The committee was tasked to conduct an 18-month study that involved both extensive data collection and careful deliberations about the nature, scope, impact, and cost of the national immunization partnership for both children and adults. The committee met five times to consider relevant research data and expert testimony (see Appendix C for a list of sources that contributed to the committee’s deliberations). The committee heard testimony from congressional staff; officials of federal, state, and local health agencies; and organizations representing public and private health care professionals.
In May 1999, the committee released an interim report that addressed two key concerns posed by CDC: (1) the experience with carryover (unobligated funds) in the administration of the Section 317 program, and (2) the impact of SCHIP on the need for federal Section 317 funds for both infrastructure initiatives and vaccine purchase (IOM, 1999a).

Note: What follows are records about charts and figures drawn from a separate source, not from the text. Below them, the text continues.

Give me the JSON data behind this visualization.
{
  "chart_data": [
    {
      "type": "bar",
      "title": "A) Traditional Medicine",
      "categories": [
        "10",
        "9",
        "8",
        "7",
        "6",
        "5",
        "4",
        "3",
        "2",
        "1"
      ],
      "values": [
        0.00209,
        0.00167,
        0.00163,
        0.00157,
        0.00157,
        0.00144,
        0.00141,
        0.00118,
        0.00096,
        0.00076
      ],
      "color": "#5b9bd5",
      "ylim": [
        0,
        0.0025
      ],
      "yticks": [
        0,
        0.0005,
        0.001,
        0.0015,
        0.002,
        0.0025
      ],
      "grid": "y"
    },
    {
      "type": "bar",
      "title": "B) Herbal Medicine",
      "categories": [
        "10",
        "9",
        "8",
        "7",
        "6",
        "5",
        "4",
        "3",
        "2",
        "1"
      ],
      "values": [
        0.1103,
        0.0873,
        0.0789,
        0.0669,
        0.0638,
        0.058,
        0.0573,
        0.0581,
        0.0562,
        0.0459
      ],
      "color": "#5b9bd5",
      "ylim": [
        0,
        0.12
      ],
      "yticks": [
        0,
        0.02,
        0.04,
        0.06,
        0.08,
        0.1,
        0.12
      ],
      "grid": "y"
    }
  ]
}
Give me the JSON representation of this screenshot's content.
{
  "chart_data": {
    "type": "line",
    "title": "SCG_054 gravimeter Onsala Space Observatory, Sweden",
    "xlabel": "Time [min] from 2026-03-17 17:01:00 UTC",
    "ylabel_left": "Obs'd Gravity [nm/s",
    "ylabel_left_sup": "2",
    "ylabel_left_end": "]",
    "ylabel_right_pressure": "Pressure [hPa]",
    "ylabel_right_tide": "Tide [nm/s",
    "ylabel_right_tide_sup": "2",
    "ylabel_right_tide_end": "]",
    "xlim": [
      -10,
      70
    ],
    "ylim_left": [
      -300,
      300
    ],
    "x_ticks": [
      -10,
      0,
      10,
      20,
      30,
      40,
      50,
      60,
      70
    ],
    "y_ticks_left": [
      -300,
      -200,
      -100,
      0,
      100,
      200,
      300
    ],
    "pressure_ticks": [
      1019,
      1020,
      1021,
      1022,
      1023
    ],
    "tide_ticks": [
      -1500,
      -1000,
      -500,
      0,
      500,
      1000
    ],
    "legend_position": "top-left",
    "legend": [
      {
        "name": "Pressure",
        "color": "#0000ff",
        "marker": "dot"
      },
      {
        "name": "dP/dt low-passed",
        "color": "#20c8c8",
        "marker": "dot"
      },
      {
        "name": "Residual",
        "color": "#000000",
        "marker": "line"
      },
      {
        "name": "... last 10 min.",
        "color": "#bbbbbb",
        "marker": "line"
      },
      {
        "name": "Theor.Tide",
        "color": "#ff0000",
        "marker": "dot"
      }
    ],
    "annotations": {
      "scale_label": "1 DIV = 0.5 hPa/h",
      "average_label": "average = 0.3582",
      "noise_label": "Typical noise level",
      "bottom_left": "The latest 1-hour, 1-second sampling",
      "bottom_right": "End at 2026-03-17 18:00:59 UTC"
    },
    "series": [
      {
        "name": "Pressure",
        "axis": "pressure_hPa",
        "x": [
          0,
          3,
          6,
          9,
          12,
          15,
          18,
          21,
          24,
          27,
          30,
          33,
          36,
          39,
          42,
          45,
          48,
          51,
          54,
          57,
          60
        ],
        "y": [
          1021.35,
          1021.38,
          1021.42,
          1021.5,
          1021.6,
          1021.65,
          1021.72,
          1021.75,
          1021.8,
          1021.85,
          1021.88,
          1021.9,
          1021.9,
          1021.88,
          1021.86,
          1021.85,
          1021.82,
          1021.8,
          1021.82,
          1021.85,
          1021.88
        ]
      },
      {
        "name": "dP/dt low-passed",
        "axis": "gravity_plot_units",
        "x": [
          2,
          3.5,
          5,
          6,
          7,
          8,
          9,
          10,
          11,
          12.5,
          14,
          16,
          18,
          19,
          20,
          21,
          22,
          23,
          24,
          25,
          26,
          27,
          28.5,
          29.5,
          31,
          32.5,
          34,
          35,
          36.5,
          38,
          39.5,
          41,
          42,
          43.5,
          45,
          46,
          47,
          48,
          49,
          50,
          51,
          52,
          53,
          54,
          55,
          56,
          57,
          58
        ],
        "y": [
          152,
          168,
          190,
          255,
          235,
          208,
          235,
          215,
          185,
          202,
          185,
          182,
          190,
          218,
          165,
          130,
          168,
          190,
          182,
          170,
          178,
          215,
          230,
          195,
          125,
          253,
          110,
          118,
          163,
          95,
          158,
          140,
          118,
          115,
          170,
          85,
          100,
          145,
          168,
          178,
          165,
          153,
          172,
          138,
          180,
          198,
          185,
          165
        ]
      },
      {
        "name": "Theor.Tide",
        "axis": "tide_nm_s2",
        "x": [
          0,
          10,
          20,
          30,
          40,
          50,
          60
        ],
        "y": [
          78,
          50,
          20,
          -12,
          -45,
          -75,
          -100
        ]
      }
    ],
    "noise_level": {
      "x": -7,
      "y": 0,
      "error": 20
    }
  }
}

Recognizing that local circumstances and economic and social factors strongly influence the levels of need and the quality and scope of immunization services within the states, the committee organized two major fact-finding efforts to illustrate and compare the ways in which states allocate resources for health care services and infrastructure. These efforts included (1) a national survey of 50 states and the District of Columbia conducted by a research team at the University of Michigan,13 and (2) a set of eight case studies (Alabama, Maine, Michigan, New Jersey, North Carolina, Texas, Washington State, and a two-county comparison of San Diego and Los Angeles counties in California), prepared by a team of project consultants.14 Four site visits were organized to supplement the national survey and case study materials.15 State-level data were also drawn from background materials and data analyses provided by CDC’s National Immunization Program, including proposals submitted by case study states for Section 317 funds in FY 1992, 1995, 1999, and 2000.16 In addition, the committee sponsored a workshop on pockets-of-need issues, held in September 1999.
Committee members and staff met frequently with state health officials over the course of the study17 and received materials pertaining to state and private immunization efforts from the American Academy of Pediatrics, the American Association of Health Plans, the Association of Maternal and Child Health Programs, the Association of State and Territorial Health Officers, the Health Insurance Association of America, the National Association of City and County Health Officers, and the National Association of WIC Directors. Additional materials regarding state roles in public health were provided by the National Governors’ Association and the National Conference of State Legislatures. Information on public-and private-sector investments in immunization services was also obtained through literature searches.